I have this matrix from a book's exercise.
$$
\left[
\begin{array}{@{}cccc@{}}
a&0&b & 2 \\
a& a& 4 & 4 \\
0&a& 2 & b\\
\end{array}
\right]
$$
be the augmented matrix for linear system. Find for what values of ${a}$ and ${b}$ the system has:
- a unique solution
- a one parameter solution
- a two parameter solution
- no solution
My questions:
- How do i solve this? what should i use? gauss-jordan elimination? row operation?
crammer's rule? - Can someone please explain what one parameter means? i have hard time comprehending it
Please help.
Thanks.
Best Answer
I like to think of $a$ and $b$ as being real numbers I don't happen to know.
Your task is to write something like "There is a unique solution if and only if [some conditions on $a$ and $b$]" and so on for the other cases.
You can determine the number of solutions from the row echelon form (found via Gaussian elimination, i.e., row operations).
It might not be consistent (no solutions). This occurs if and only if there is a row such as $[0\ 0\ 0\ 1]$ in the row echelon form (which is equivalent to the equation $0=1$).
There might be a unique solution. In this case, there will be three leading entries (one in each row) in row echelon form.

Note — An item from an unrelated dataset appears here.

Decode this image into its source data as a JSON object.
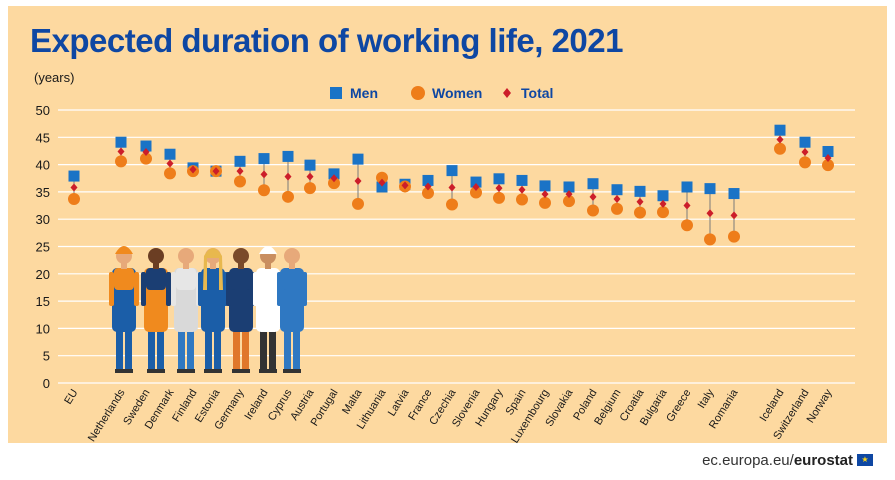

There might be a one-parameter solution. In this case, there will be two leading entries (and thus a row of zeroes) in row echelon form.
And so on.
A "one-parameter solution" is when the solution space is a line. As a more simple example $$ \left( \begin{array}{cc|c} 1 & -1 & 0 \\ 2 & -2 & 0 \\ \end{array} \right) $$ has infinitely many solutions: $(x,y)=(t,t)$ for all $t \in \mathbb{R}$. Here we have one parameter: $t$. The solution space is the line $\{(t,t):t \in \mathbb{R}\}$.
The system of equations $$ \left( \begin{array}{ccc|c} 1 & -1 & 0 & 0 \\ 2 & -2 & 0 & 0 \\ \end{array} \right) $$ would have a two-parameter solution space: $\{(t,t,u):t,u \in \mathbb{R}\}$.